The timing of the retries is interesting. They come at the the end of whatever timeout we choose (e.g. 10, 15 seconds or whatever) so the client side seems to be reacting only after getting the first response.

Another thing: There is no indication of a problem on the service side. It works just fine but sees a surprising (to me) couple of retry of the requests from the client.

I have Googled this issue and come up empty. The standard for keep-alive is over 100 seconds AFAIK so I am still puzzled why the client is acting the way it is--and the behavior is within the System.Net layer so I cannot step through it.

Any help here would be very much appreciated!

== Tevya ==

A: 

Change your service so it sends a timeout indication to the client before closing the connection.

Peter G.
Please elaborate on your solution. The service does not close the connection explicitly. Even so, I do not know how one would send a timeout indication to the client in the ASP.NET environment. Thirdly, the request is not timing out. The request is only lasting 15 seconds. The client should be able to wait that long.
Tevya
Then, the service seems to close the connection implicitly. I'm sorry that I am not versed in your infrastructure layers to explain how that happens.
Peter G.
A: 

Sounds like a piece of hardware (router, firewall, load balancer?) is sending a RST because of some configuration choice.

matt-dot-net
A: 

I found the answer and it was almost totally unrelated to the timeout. Rather, the problem is related to the use of custom serialization of response data. The respose data structures have some dynamically appearing types and thus cannot be serialized by the normal ASP.NET mechanisms.

To solve that problem, we create an XmlObjectSerializer object and then pass it plus the objects to serialize to System.ServiceModel.Channels.Message.CreateMessage(). Here two things went wrong:

  1. An unexpected type was added to the message [how and why I will not go into here] which caused the serialization to fail and
  2. It turns out that the CreateMessage() method does not immediately serialize the contents but defers the serialization until sometime later (probably just-in-time).

The two facts together caused an uncatchable serialization failure on the server side because the actual attempt to serialize the objects did not occur until the user-written service code had returned control to the WCF infrastructure.

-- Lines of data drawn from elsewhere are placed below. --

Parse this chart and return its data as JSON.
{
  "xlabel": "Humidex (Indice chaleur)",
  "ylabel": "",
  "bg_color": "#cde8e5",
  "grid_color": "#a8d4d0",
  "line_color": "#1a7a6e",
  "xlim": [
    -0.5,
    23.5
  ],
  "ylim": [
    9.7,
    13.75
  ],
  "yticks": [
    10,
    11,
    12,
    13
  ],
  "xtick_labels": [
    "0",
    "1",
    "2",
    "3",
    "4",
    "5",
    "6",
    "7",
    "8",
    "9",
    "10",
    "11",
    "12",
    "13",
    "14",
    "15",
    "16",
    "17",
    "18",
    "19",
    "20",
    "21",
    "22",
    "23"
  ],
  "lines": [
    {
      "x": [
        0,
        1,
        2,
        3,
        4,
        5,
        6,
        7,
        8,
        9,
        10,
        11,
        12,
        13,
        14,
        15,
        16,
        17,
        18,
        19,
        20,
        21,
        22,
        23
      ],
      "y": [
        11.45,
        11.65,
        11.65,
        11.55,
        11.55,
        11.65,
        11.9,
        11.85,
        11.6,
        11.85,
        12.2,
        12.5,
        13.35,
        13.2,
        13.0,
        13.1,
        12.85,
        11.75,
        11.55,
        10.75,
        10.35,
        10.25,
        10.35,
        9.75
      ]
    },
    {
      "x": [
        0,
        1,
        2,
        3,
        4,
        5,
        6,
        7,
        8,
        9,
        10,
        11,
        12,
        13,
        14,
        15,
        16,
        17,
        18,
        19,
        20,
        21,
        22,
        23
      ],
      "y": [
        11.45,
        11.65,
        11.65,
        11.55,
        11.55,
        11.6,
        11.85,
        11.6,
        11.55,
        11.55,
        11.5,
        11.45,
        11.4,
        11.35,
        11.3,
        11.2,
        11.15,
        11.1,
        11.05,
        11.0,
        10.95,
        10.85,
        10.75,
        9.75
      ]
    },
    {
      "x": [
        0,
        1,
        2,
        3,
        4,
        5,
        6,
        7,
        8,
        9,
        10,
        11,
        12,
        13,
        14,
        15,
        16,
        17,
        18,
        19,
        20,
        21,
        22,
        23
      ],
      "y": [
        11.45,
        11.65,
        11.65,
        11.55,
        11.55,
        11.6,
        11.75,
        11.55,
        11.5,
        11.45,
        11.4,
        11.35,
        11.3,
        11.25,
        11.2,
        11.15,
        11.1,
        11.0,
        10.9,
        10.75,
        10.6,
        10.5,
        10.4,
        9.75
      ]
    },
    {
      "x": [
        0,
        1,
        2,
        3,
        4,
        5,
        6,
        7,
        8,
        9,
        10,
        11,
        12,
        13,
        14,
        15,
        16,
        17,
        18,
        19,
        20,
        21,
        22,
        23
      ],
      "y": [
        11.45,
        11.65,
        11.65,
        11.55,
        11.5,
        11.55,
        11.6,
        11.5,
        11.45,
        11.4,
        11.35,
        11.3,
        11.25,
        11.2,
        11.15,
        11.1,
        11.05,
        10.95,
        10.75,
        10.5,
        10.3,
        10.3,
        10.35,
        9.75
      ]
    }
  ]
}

Now why did it look like a timeout? Well, it turns out that not all the objects being returned had the unexpected object type in them. In particular, the first N objects did not. So, when the time limit was lengthened beyond 5 seconds, the N+1th object did reference the unknown type and was included in the download which broke the serialization. Later testing confirmed that the failure could happen even when only one object was being passed back.

The solution was to pre-process the objects so that no unexpected types are referenced. Then all goes well.